Limitations of the study

Although we considered a comprehensive set of variables in our analyses, residual confounding covariates that were unmeasured and/or missing in the records were not tested. Being a retrospective study, these covariates were not given attention at the point of recruitment into our ART program and we were therefore constrained in this regard.

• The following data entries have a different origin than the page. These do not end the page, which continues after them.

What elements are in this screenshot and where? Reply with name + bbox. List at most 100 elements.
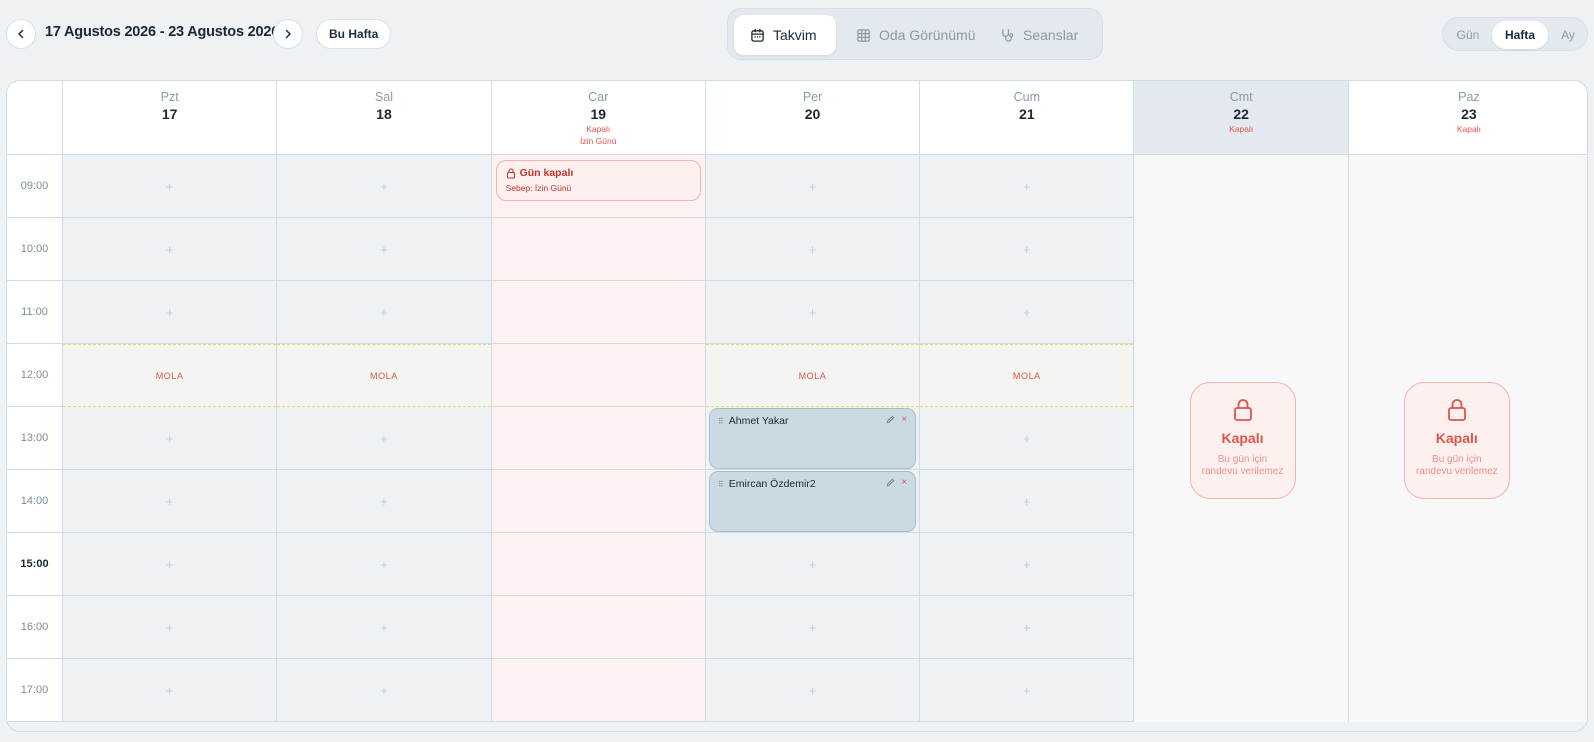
next-week-button[interactable]	[273, 19, 303, 49]
closed-card-subtitle-2: randevu verilemez	[1415, 466, 1498, 477]
time-slot[interactable]: +	[63, 470, 277, 533]
edit-icon[interactable]	[886, 478, 895, 487]
time-slot[interactable]: +	[63, 155, 277, 218]
drag-handle-icon[interactable]: ⠿	[718, 417, 724, 426]
appointment-patient-name: Ahmet Yakar	[728, 415, 789, 427]
time-slot[interactable]: +	[705, 218, 920, 281]
time-slot[interactable]: +	[63, 659, 277, 722]
day-column-paz: Kapalı Bu gün için randevu verilemez	[1348, 155, 1587, 722]
add-slot-icon: +	[165, 493, 174, 509]
day-header-per[interactable]: Per 20	[705, 81, 921, 155]
time-slot[interactable]: +	[277, 659, 491, 722]
day-header-car[interactable]: Car 19 Kapalı İzin Günü	[491, 81, 706, 155]
add-slot-icon: +	[165, 241, 174, 257]
time-slot[interactable]: +	[63, 533, 277, 596]
day-column-sal: + + + MOLA + + + + +	[277, 155, 492, 722]
day-number: 18	[376, 106, 392, 122]
time-slot[interactable]: +	[63, 596, 277, 659]
time-slot	[491, 470, 705, 533]
lock-icon	[1233, 399, 1252, 421]
time-slot[interactable]: +	[705, 596, 920, 659]
add-slot-icon: +	[165, 619, 174, 635]
tab-ay[interactable]: Ay	[1550, 21, 1586, 49]
drag-handle-icon[interactable]: ⠿	[718, 480, 724, 489]
time-slot[interactable]: +	[920, 218, 1134, 281]
day-header-sal[interactable]: Sal 18	[277, 81, 492, 155]
time-slot[interactable]: +	[705, 155, 920, 218]
time-slot[interactable]: +	[277, 533, 491, 596]
this-week-button[interactable]: Bu Hafta	[316, 19, 392, 49]
time-slot[interactable]: +	[277, 596, 491, 659]
time-slot[interactable]: +	[705, 659, 920, 722]
time-slot[interactable]: +	[277, 470, 491, 533]
time-slot	[491, 659, 705, 722]
add-slot-icon: +	[380, 493, 388, 509]
time-slot[interactable]: +	[920, 596, 1134, 659]
edit-icon[interactable]	[886, 415, 895, 424]
time-slot[interactable]: +	[277, 218, 491, 281]
day-header-paz[interactable]: Paz 23 Kapalı	[1348, 81, 1587, 155]
add-slot-icon: +	[165, 430, 174, 446]
break-slot: MOLA	[705, 344, 920, 407]
day-header-cmt[interactable]: Cmt 22 Kapalı	[1134, 81, 1349, 155]
time-slot[interactable]: +	[920, 407, 1134, 470]
tab-gun[interactable]: Gün	[1447, 21, 1489, 49]
previous-week-button[interactable]	[6, 19, 36, 49]
appointment-card[interactable]: ⠿ Ahmet Yakar ×	[708, 408, 917, 469]
add-slot-icon: +	[1023, 682, 1031, 698]
time-slot[interactable]: +	[63, 218, 277, 281]
tab-hafta[interactable]: Hafta	[1492, 21, 1548, 49]
time-slot	[491, 344, 705, 407]
break-slot: MOLA	[277, 344, 491, 407]
time-slot[interactable]: +	[277, 155, 491, 218]
break-slot: MOLA	[920, 344, 1134, 407]
day-name: Cmt	[1229, 90, 1253, 104]
add-slot-icon: +	[1023, 556, 1031, 572]
closed-card-subtitle-2: randevu verilemez	[1201, 466, 1284, 477]
add-slot-icon: +	[808, 304, 817, 320]
add-slot-icon: +	[165, 304, 174, 320]
break-slot: MOLA	[63, 344, 277, 407]
time-slot[interactable]: +	[277, 407, 491, 470]
delete-icon[interactable]: ×	[901, 414, 907, 425]
range-tabs: Gün Hafta Ay	[1442, 17, 1588, 51]
closed-card-title: Kapalı	[1221, 430, 1264, 446]
day-column-cum: + + + MOLA + + + + +	[920, 155, 1135, 722]
day-column-per: + + + MOLA + + + ⠿ Ahmet Yakar × ⠿ Emircan Özdemir2…	[705, 155, 921, 722]
chevron-left-icon	[18, 29, 24, 39]
add-slot-icon: +	[380, 556, 388, 572]
time-slot[interactable]: +	[277, 281, 491, 344]
add-slot-icon: +	[808, 178, 817, 194]
time-label: 14:00	[7, 470, 63, 533]
tab-seanslar-label: Seanslar	[1023, 27, 1079, 43]
time-slot[interactable]: +	[920, 470, 1134, 533]
add-slot-icon: +	[1023, 430, 1031, 446]
time-slot[interactable]: +	[705, 533, 920, 596]
time-slot[interactable]: +	[920, 155, 1134, 218]
day-number: 21	[1019, 106, 1035, 122]
day-header-pzt[interactable]: Pzt 17	[63, 81, 278, 155]
tab-seanslar[interactable]: Seanslar	[992, 15, 1096, 55]
day-header-cum[interactable]: Cum 21	[920, 81, 1135, 155]
day-column-car: Gün kapalı Sebep: İzin Günü	[491, 155, 706, 722]
time-slot[interactable]: +	[920, 281, 1134, 344]
date-range-title: 17 Agustos 2026 - 23 Agustos 2026	[45, 24, 280, 40]
tab-takvim[interactable]: Takvim	[734, 15, 836, 55]
time-slot[interactable]: +	[705, 281, 920, 344]
time-slot	[491, 281, 705, 344]
add-slot-icon: +	[808, 682, 817, 698]
time-slot[interactable]: +	[63, 281, 277, 344]
appointment-card[interactable]: ⠿ Emircan Özdemir2 ×	[708, 471, 917, 532]
closed-day-reason: Sebep: İzin Günü	[505, 183, 572, 193]
appointment-patient-name: Emircan Özdemir2	[728, 478, 816, 490]
time-slot[interactable]: +	[920, 533, 1134, 596]
day-name: Car	[588, 90, 609, 104]
day-closed-label: Kapalı	[1229, 124, 1254, 134]
tab-oda-gorunumu[interactable]: Oda Görünümü	[844, 15, 990, 55]
time-slot[interactable]: +	[920, 659, 1134, 722]
delete-icon[interactable]: ×	[901, 477, 907, 488]
grid-icon	[857, 28, 870, 42]
closed-card-subtitle-1: Bu gün için	[1432, 454, 1482, 465]
time-slot[interactable]: +	[63, 407, 277, 470]
calendar-corner	[7, 81, 63, 155]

We would have loved to test these other a priori covariates of child undernutrition, including child-level factors such as gestational age and birth weight; maternal-level factors such as maternal size, age, and education; household-level factors such as food insecurity, pattern of complementary feeding, and socioeconomic status; and community-level factors such as sanitation and environmental factors.4749 Also, parasitic infestations that impact negatively on nutritional status and growth could not be determined, because stool microscopy is not a routine investigation for our subjects on enrollment into our ART program.

Moreover, being a cross-sectional study, establishing a cause and effect relationship between the tested variables and undernutrition was limited.

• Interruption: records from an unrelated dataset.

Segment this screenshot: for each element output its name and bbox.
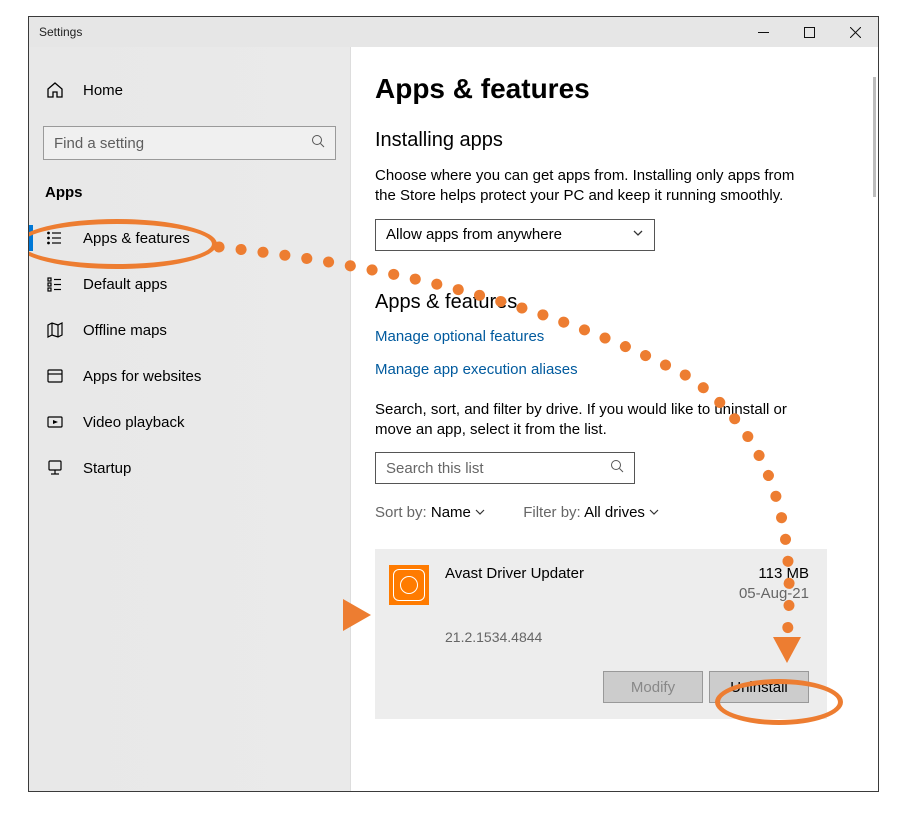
sort-dropdown[interactable]: Name [431,504,485,521]
list-icon [45,228,65,248]
search-body: Search, sort, and filter by drive. If yo… [375,400,815,441]
home-icon [45,80,65,100]
uninstall-button[interactable]: Uninstall [709,671,809,703]
sidebar-item-label: Apps & features [83,230,190,247]
sidebar-item-label: Offline maps [83,322,167,339]
search-icon [610,459,624,477]
app-search-placeholder: Search this list [386,460,484,477]
sidebar-item-label: Default apps [83,276,167,293]
home-label: Home [83,82,123,99]
modify-button[interactable]: Modify [603,671,703,703]
sidebar-item-label: Apps for websites [83,368,201,385]
minimize-button[interactable] [740,17,786,47]
sort-label: Sort by: [375,504,427,521]
window-title: Settings [29,25,82,39]
sidebar-item-label: Startup [83,460,131,477]
page-title: Apps & features [375,73,844,105]
manage-aliases-link[interactable]: Manage app execution aliases [375,361,844,378]
search-icon [311,134,325,153]
web-app-icon [45,366,65,386]
settings-window: Settings Home Fin [28,16,879,792]
close-button[interactable] [832,17,878,47]
home-nav[interactable]: Home [29,72,350,108]
sidebar-item-video-playback[interactable]: Video playback [29,399,350,445]
sidebar-section-label: Apps [29,184,350,201]
installing-heading: Installing apps [375,129,844,152]
app-size: 113 MB [758,565,809,582]
map-icon [45,320,65,340]
scrollbar[interactable] [873,77,876,197]
apps-subsection-heading: Apps & features [375,291,844,314]
sidebar-search-input[interactable]: Find a setting [43,126,336,160]
manage-optional-link[interactable]: Manage optional features [375,328,844,345]
sidebar-item-apps-features[interactable]: Apps & features [29,215,350,261]
sidebar-item-startup[interactable]: Startup [29,445,350,491]
filter-label: Filter by: [523,504,581,521]
app-source-select[interactable]: Allow apps from anywhere [375,219,655,251]
sidebar-item-default-apps[interactable]: Default apps [29,261,350,307]
startup-icon [45,458,65,478]
filter-dropdown[interactable]: All drives [584,504,659,521]
app-search-input[interactable]: Search this list [375,452,635,484]
app-icon [389,565,429,605]
chevron-down-icon [632,226,644,243]
titlebar: Settings [29,17,878,47]
sidebar-search-placeholder: Find a setting [54,135,144,152]
maximize-button[interactable] [786,17,832,47]
video-icon [45,412,65,432]
installing-body: Choose where you can get apps from. Inst… [375,166,815,207]
sidebar-item-apps-for-websites[interactable]: Apps for websites [29,353,350,399]
main-content: Apps & features Installing apps Choose w… [351,47,878,791]
sidebar-item-label: Video playback [83,414,184,431]
app-list-item[interactable]: Avast Driver Updater 113 MB 05-Aug-21 21… [375,549,827,719]
defaults-icon [45,274,65,294]
app-date: 05-Aug-21 [739,585,809,602]
app-name: Avast Driver Updater [445,565,584,582]
sidebar: Home Find a setting Apps Apps & features [29,47,351,791]
sort-filter-row: Sort by: Name Filter by: All drives [375,504,844,521]
app-source-value: Allow apps from anywhere [386,226,562,243]
app-version: 21.2.1534.4844 [445,629,809,645]
sidebar-item-offline-maps[interactable]: Offline maps [29,307,350,353]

In addition, the lack of significant association in our multivariate analyses between wasting and the tested variables may be due to the small sample size of the study, and it is also possible that these variables may have been present but had resolved in many more subjects before enrollment into our ART program, and, therefore, the absence of statistical significance has to be considered cautiously.

Finally, the lack of data on undernutrition in a comparable group of HIV-negative children in the same setting during the same period of study limits interpretation of the results of this study.

Conclusion

Despite the outlined limitations, the present study shows that the prevalence of undernutrition among HIV-infected ART-naïve under-5-year-olds is high, at 12.1%, 33.5%, and 54.4% for underweight, wasting, and stunting, respectively. Multivariate analyses showed that being female, having a caregiver on ART, and the absence of tuberculosis in the child are protective against underweight, and that when subjects had EBF in the first 6 months of life, protection against stunting was seen. Therefore, programmatic intervention should be well guided toward the early initiation of HAART among eligible HIV-infected caregivers and the promotion of the “three Is” of HIV/tuberculosis coinfection control: isoniazid preventive therapy, intensified case-finding of tuberculosis, and the infection control for tuberculosis. Also, the importance of EBF in reducing the prevalence of undernutrition and its consequent morbidity and mortality among our HIV-infected ART-naïve children cannot be overemphasized.

Acknowledgments

This work was funded in part by the US Department of Health and Human Services, Health Resources and Services Administration (U51HA02522) and the Centers for Disease Control and Prevention through APIN (PS001058).

Author contributions

This work was carried out by both authors in collaboration. Emmanuel Ademola Anigilaje designed the study, wrote the protocol and collated the data, performed and reviewed the statistical analysis, did literature searches, wrote the first draft of the manuscript and also critically reviewed it for intellectual content. Ayodotun Olutola was involved in the design of the study, reviewed the statistical analyses, provided literature reviews, and critically reviewed the article for intellectual content. Both authors agreed to the final version of the manuscript submitted for publication.

Disclosure

The authors report no conflicts of interest in this work.